Когда мне пришлось однажды утром посетить разгневанного, и в связи с этим заболевшего, императора по неотложному при тогдашних обстоятельствах поводу о недопустимой демонстрации, устроенной при дворе в пользу центра, то я его застал в постели, а возле него сидела императрица в таком туалете, по которому ясно было, что она спустилась только после того, как было доложено о моем приходе. На мою просьбу позволить мне переговорить с императором с глазу на глаз она удалилась, но тут же за дверью, которая не была ею плотно притворена, села на стул и дала мне понять, что она все слышит. Эта, уже не первая с ее стороны, попытка застращать меня, не заставила меня отказаться от моего доклада императору. В тот же день вечером я был приглашен во дворец. Из того, как ее величество заговорила со мною, я заключил, что император отстаивал перед ней мою жалобу. Разговор принял такой оборот, что я просил императрицу пощадить пошатнувшееся здоровье ее супруга и не подвергать его противоречивым политическим влияниям. Этот, по придворным традициям, неожиданный намек с моей стороны произвел изумительное действие. За последнее десятилетие я никогда не видел императрицу Августу такой прекрасной, как в этот момент: она выпрямилась во весь рост; глаза ее загорелись таким блеском, как мне ни раньше, ни позднее не приходилось видеть. Она прервала разговор, оставила меня и сказала, как мне передавал один из придворных друзей: «Наш всемилостивейший имперский канцлер сегодня очень немилостив».
Многолетний опыт постепенно научил меня почти безошибочно определять, когда император оспаривал предложения, которые я считал логически необходимыми, руководствуясь собственным суждением, а когда — желанием поддержать семейный мир. В первом случае я, как правило, мог рассчитывать на соглашение, для этого надо было только выждать, пока ясный ум государя освоится с вопросом. Иногда он ссылался на министров. В таких случаях обсуждение между мной и его величеством всегда оставалось деловым.

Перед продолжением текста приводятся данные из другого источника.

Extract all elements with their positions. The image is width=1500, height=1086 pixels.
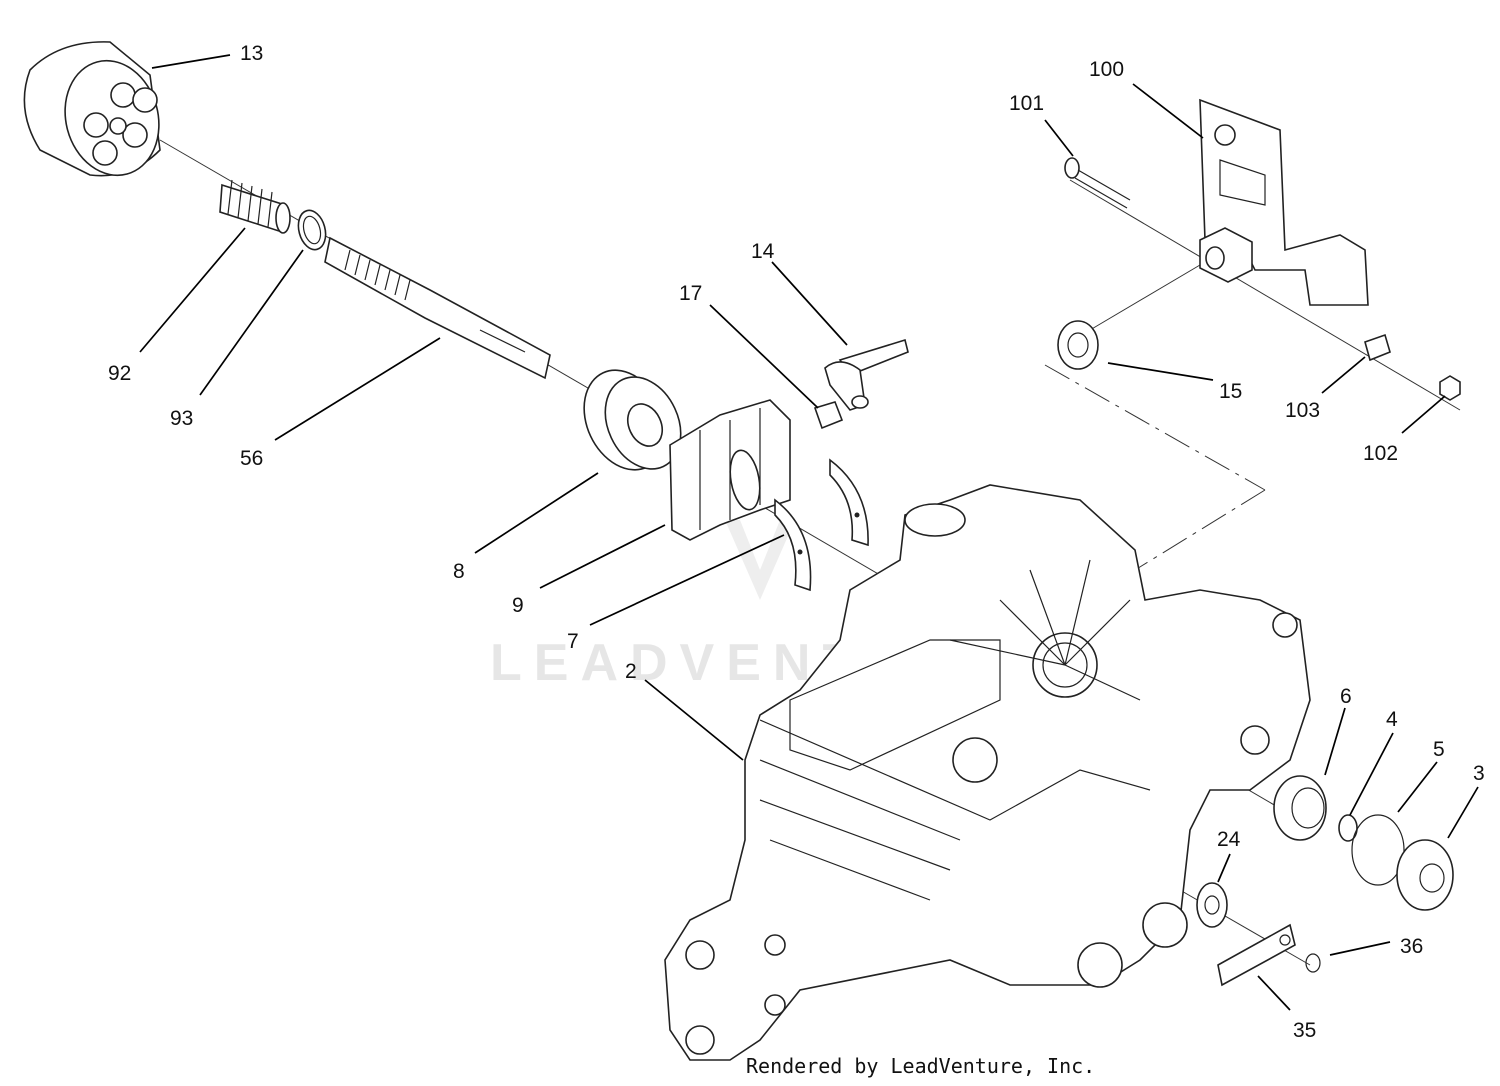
callout-102: 102	[1363, 442, 1398, 465]
part-14-control-arm	[824, 338, 909, 411]
callout-103: 103	[1285, 399, 1320, 422]
callout-17: 17	[679, 282, 702, 305]
part-13-cylinder-block	[23, 41, 161, 177]
part-92-spring	[219, 179, 291, 234]
part-35-link	[1217, 923, 1296, 987]
callout-36: 36	[1400, 935, 1423, 958]
part-4-ring	[1338, 814, 1358, 842]
part-36-clip	[1305, 953, 1321, 973]
part-103-spacer	[1364, 333, 1391, 362]
callout-35: 35	[1293, 1019, 1316, 1042]
part-101-bolt	[1064, 157, 1131, 209]
callout-56: 56	[240, 447, 263, 470]
callout-13: 13	[240, 42, 263, 65]
callout-9: 9	[512, 594, 524, 617]
callout-2: 2	[625, 660, 637, 683]
part-17-slider-block	[813, 401, 844, 430]
callout-3: 3	[1473, 762, 1485, 785]
callout-7: 7	[567, 630, 579, 653]
callout-4: 4	[1386, 708, 1398, 731]
part-7-thrust-bearings	[774, 458, 869, 592]
part-56-shaft	[324, 236, 551, 380]
callout-5: 5	[1433, 738, 1445, 761]
callout-92: 92	[108, 362, 131, 385]
callout-93: 93	[170, 407, 193, 430]
callout-15: 15	[1219, 380, 1242, 403]
footer-credit: Rendered by LeadVenture, Inc.	[746, 1054, 1095, 1078]
callout-labels: 13 92 93 56 8 9 7 2 14 17 100 101 15 103…	[108, 42, 1485, 1042]
part-102-nut	[1439, 375, 1461, 401]
part-3-seal	[1396, 839, 1454, 911]
part-2-housing	[664, 484, 1311, 1061]
part-9-swashplate	[669, 399, 791, 541]
callout-8: 8	[453, 560, 465, 583]
callout-14: 14	[751, 240, 775, 263]
part-8-bearing	[583, 369, 682, 471]
callout-24: 24	[1217, 828, 1241, 851]
callout-6: 6	[1340, 685, 1352, 708]
leader-lines	[139, 54, 1479, 1011]
callout-100: 100	[1089, 58, 1124, 81]
part-24-washer	[1196, 882, 1228, 928]
part-100-bracket	[1199, 98, 1369, 306]
part-6-bearing	[1273, 775, 1327, 841]
callout-101: 101	[1009, 92, 1044, 115]
part-93-washer	[297, 209, 327, 251]
part-15-bearing	[1057, 320, 1099, 370]
part-5-retaining-ring	[1351, 814, 1405, 886]
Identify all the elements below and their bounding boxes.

Иначе было, когда причина королевского противодействия мнениям министра заключалась в предварительном обсуждении, вызванном ее величеством за завтраком и закончившимся определенным обещанием.
Если в такие моменты король под влиянием написанных ad hoc [для этой цели] писем и газетных статей был доведен до поспешных выводов в духе антиминистерской политики, то ее величество обыкновенно закрепляла одержанную ею победу, выражая сомнение, в состоянии ли будет император настоять на высказанном им намерении или мнении «по отношению к Бисмарку».
Когда его величество возражал мне не по собственным убеждениям, а только подчиняясь женскому влиянию, то я мог узнать это из того, что его доводы были неделовыми и нелогичными.
В таких случаях, когда ему уж нечего было возразить мне, он заканчивал наш спор словами: «Тьфу, пропасть! так я вас просто прошу об этом». Я понимал тогда, что имею дело не с императором, а с его супругою.
Всех моих противников, которых я, естественно, приобрел в самых различных кругах на почве моей политической борьбы и защиты служебных интересов, объединяла столь дружная ненависть ко мне, что они на время забывали о взаимных антипатиях.
Они отложили на время счеты между собой во имя служения более сильной вражде против меня. Центром кристаллизации этого согласия была императрица Августа, которая в силу своего темперамента далеко не всегда считалась с возрастом и здоровьем своего супруга, когда хотела добиться своего.
Во время осады Парижа, так же как часто до нее и после нее, императору не раз приходилось выдерживать борьбу между голосом собственного рассудка и чувством монаршего долга, с одной стороны, и потребностью в семейном мире и женском одобрении его политики — с другой. Рыцарские чувства, которые он питал к своей супруге, мистические чувства, которые вызывала в нем королева, его чувствительность к нарушению домашнего уклада и привычек повседневной жизни создавали мне такие помехи, которые порой труднее было преодолеть, чем препятствия, чинимые мне иностранными державами или враждебными партиями, и вследствие моей сердечной привязанности к особе императора значительно увеличивали утомительность борьбы, которую мне приходилось выдерживать при отстаивании моих взглядов на докладах государю.
Император понимал это и в последние годы жизни не скрывал от меня своих семейных отношений, советовался со мною, как и в какой форме действовать, чтобы сохранить домашнее спокойствие без ущерба для государственных интересов. «Горячая голова» — так император в порыве откровенности обычно, называл свою супругу, выражая этим и досаду, и уважение, и благорасположение, и сопровождал эти слова таким жестом, который как будто говорил: «Я ничего не могу изменить». Это определение я находил чрезвычайно метким. Королева была мужественной женщиной, пока не грозила физическая опасность, она повиновалась высокому чувству долга, но сознание королевского достоинства не позволяло ей признавать иных авторитетов, кроме собственного.